Also published, with finer components, as Quandary
A card game for 2-5 players by Reiner Knizia from Amigo Spiele, Germany

Flinke Pinke is the poor man's version of Quandary. Instead of the fancy tiles and board of the latter, Flinke Pinke uses cards and small poker-style chips, and skips the board altogether. For one quarter the price, it's a better deal, unless you absolutely must have fine components in your games ...

The game is very quick - one round per player in the game, and a round takes only five to ten minutes. Yet there's a lot of room for tactical play here. There is no theme at all - it's quite abstract - but it doesn't have the heaviness that some abstract games have. It's a very light game in the good sense of the word.

The components are simple: there are five betting chips of each of five different colors. In addition, there are 30 cards - the 0 through 5 of each of those colors. That's all the components, but it's a good little game nonetheless.

Determine a starting player. The cards are shuffled, and some cards are removed if playing with fewer than five players. (See footnote.) The rest are dealt out evenly to all the players. The betting chips are stacked by color in the center of the table, and the game is ready to start.
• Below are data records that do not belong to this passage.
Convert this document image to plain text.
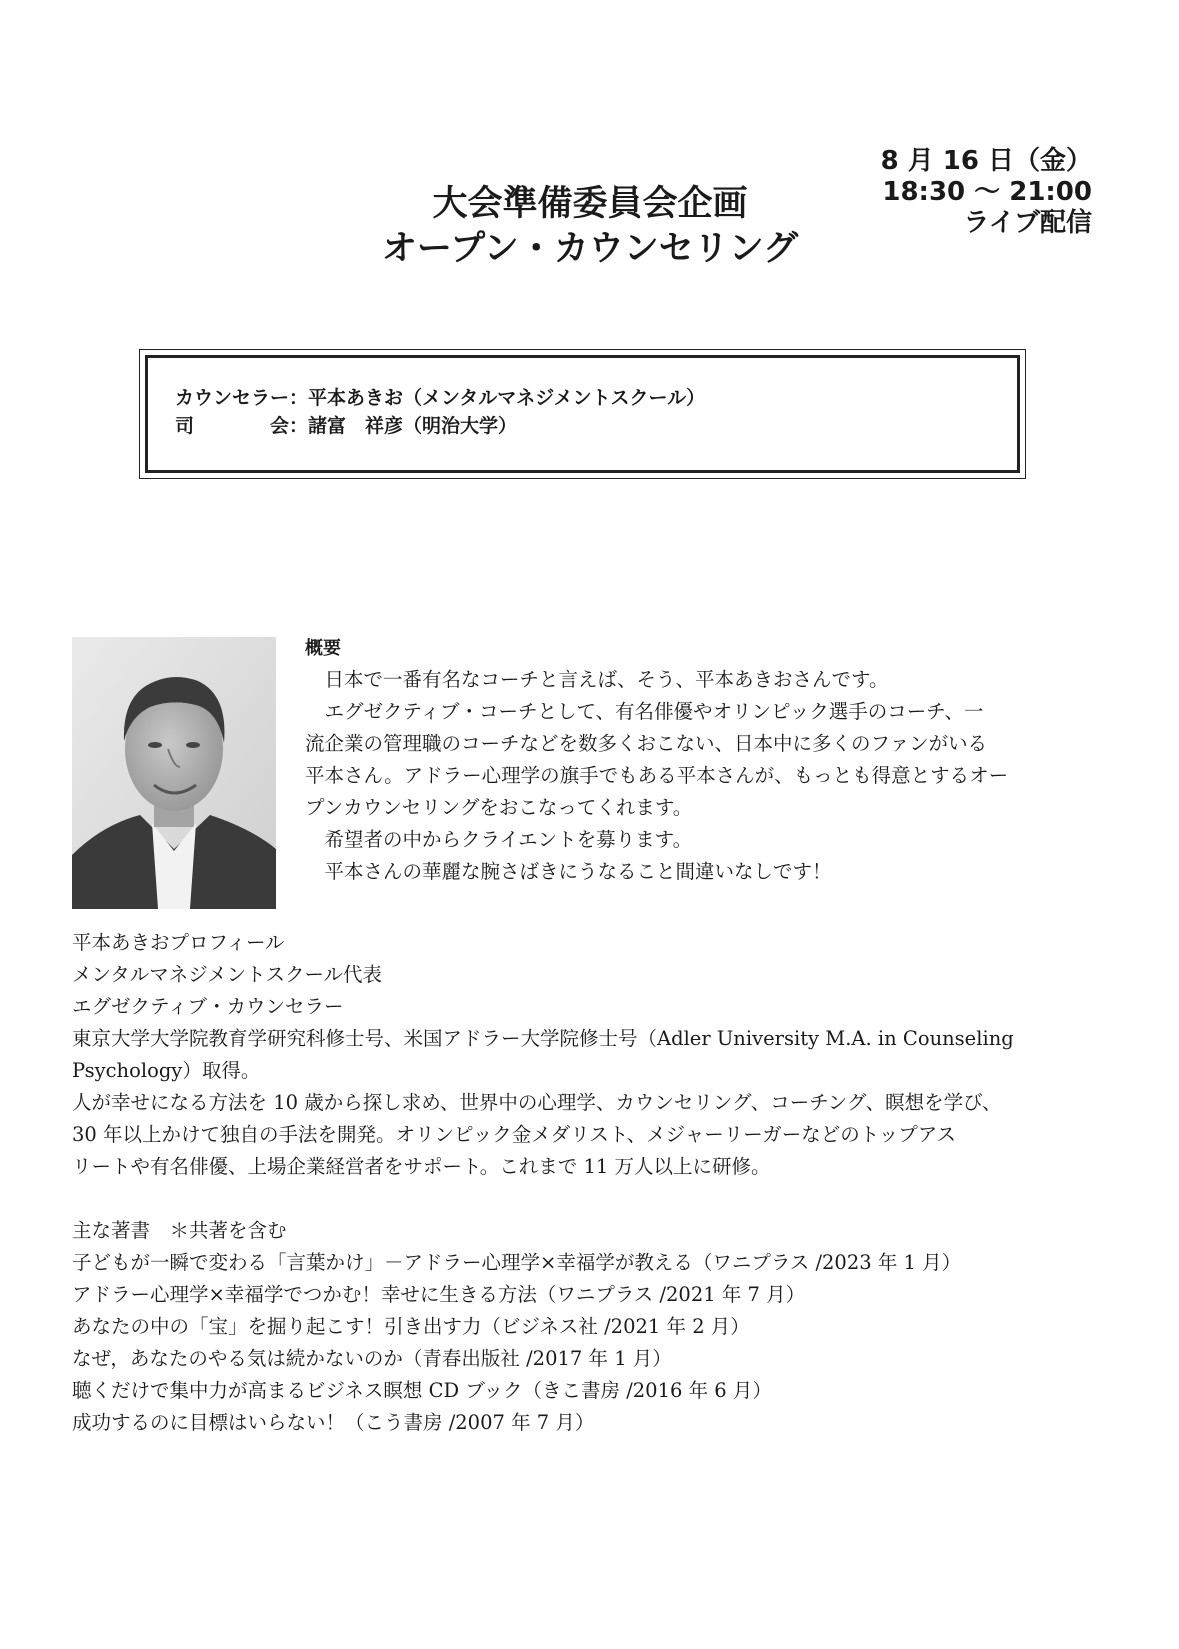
大会準備委員会企画
オープン・カウンセリング
8 月 16 日（金）
18:30 ～ 21:00
ライブ配信
カウンセラー：平本あきお（メンタルマネジメントスクール）
司　　　　会：諸富　祥彦（明治大学）
概要
　日本で一番有名なコーチと言えば、そう、平本あきおさんです。
　エグゼクティブ・コーチとして、有名俳優やオリンピック選手のコーチ、一
流企業の管理職のコーチなどを数多くおこない、日本中に多くのファンがいる
平本さん。アドラー心理学の旗手でもある平本さんが、もっとも得意とするオー
プンカウンセリングをおこなってくれます。
　希望者の中からクライエントを募ります。
　平本さんの華麗な腕さばきにうなること間違いなしです！
平本あきおプロフィール
メンタルマネジメントスクール代表
エグゼクティブ・カウンセラー
東京大学大学院教育学研究科修士号、米国アドラー大学院修士号（Adler University M.A. in Counseling
Psychology）取得。
人が幸せになる方法を 10 歳から探し求め、世界中の心理学、カウンセリング、コーチング、瞑想を学び、
30 年以上かけて独自の手法を開発。オリンピック金メダリスト、メジャーリーガーなどのトップアス
リートや有名俳優、上場企業経営者をサポート。これまで 11 万人以上に研修。
主な著書　＊共著を含む
子どもが一瞬で変わる「言葉かけ」－アドラー心理学×幸福学が教える（ワニプラス /2023 年 1 月）
アドラー心理学×幸福学でつかむ！幸せに生きる方法（ワニプラス /2021 年 7 月）
あなたの中の「宝」を掘り起こす！引き出す力（ビジネス社 /2021 年 2 月）
なぜ，あなたのやる気は続かないのか（青春出版社 /2017 年 1 月）
聴くだけで集中力が高まるビジネス瞑想 CD ブック（きこ書房 /2016 年 6 月）
成功するのに目標はいらない！（こう書房 /2007 年 7 月）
On your turn, you play a card then take a chip. Cards are played to five piles, a pile consisting of only cards of one color. If I start with a red "1", for example, and you want to play a red card, you must (partially) cover up the red "1" on your play - there is only one pile per color, but you should be able to see which numbers have been played already. Only the top card shows the value of the color, however.

The chip you take doesn't have to match the color of the card you played, but it may. The chips are bets - when you take a chip, you're betting that that color will have a high number showing at the end of the game. Bets are public knowledge, and you must keep your chips in view at all times.

The round ends when all six cards of one color have been played. When that happens, everyone figures their score for the round. A score for a given color is the number of chips of that color you have, times the value of the top card of that color pile, which will range from 0 to 5. Your score for the round is your total for all betting chips you have, plus two points if anyone has more betting chips than you (i.e., had one more turn than you). Record the scores, and continue playing until each player has been first player once - highest overall total at that point wins the game.

The game plays quickly but creates some interesting decisions. Unfortunately, in this game most of your decisions look bad! If you play the fifth card on a pile, you're giving someone else the chance to end the round by playing the sixth card - and that sixth card might not be what you want to see as a final card for that color. On the other hand, you may not want to play on a different color because you'll either be lowering your own score or raising an opponent's.

There's also agony in choosing chips - you can only take one per turn, and though you may have your eye on red, everyone else seems to think green is the color of choice - so do you take that last green chip instead of your first choice? Do they really know something you don't? Or could you skip the green and try to make sure it's worth 0 points at the end of the game, thus hurting all your opponents at once? It's a tough choice - with everyone else rooting for green, the odds of you hurting it are actually poor - unless you have the right cards, of course ... But what does that mean? Having the "0" and "1" in a given color can be very potent - but not if they're covered up. And so on -the choices are usually tough in this game, both for chip play and card play.

But tough in the good sense - it's a game of skill, bluff and a little luck. I like the game a lot, and I'm not a big Knizia fan. I only like about half a dozen of his games, but this is one of them.

(Footnote: at least one English rules translation on the net leaves this step out. Here it is:

• If playing with two players, remove the "5" value cards.
• With two or three players, shuffle the cards, set aside three cards without looking at them, and deal the rest out evenly to all the players.
• With four players, shuffle the cards, set aside two cards without looking at them, and deal the rest out evenly to all the players.)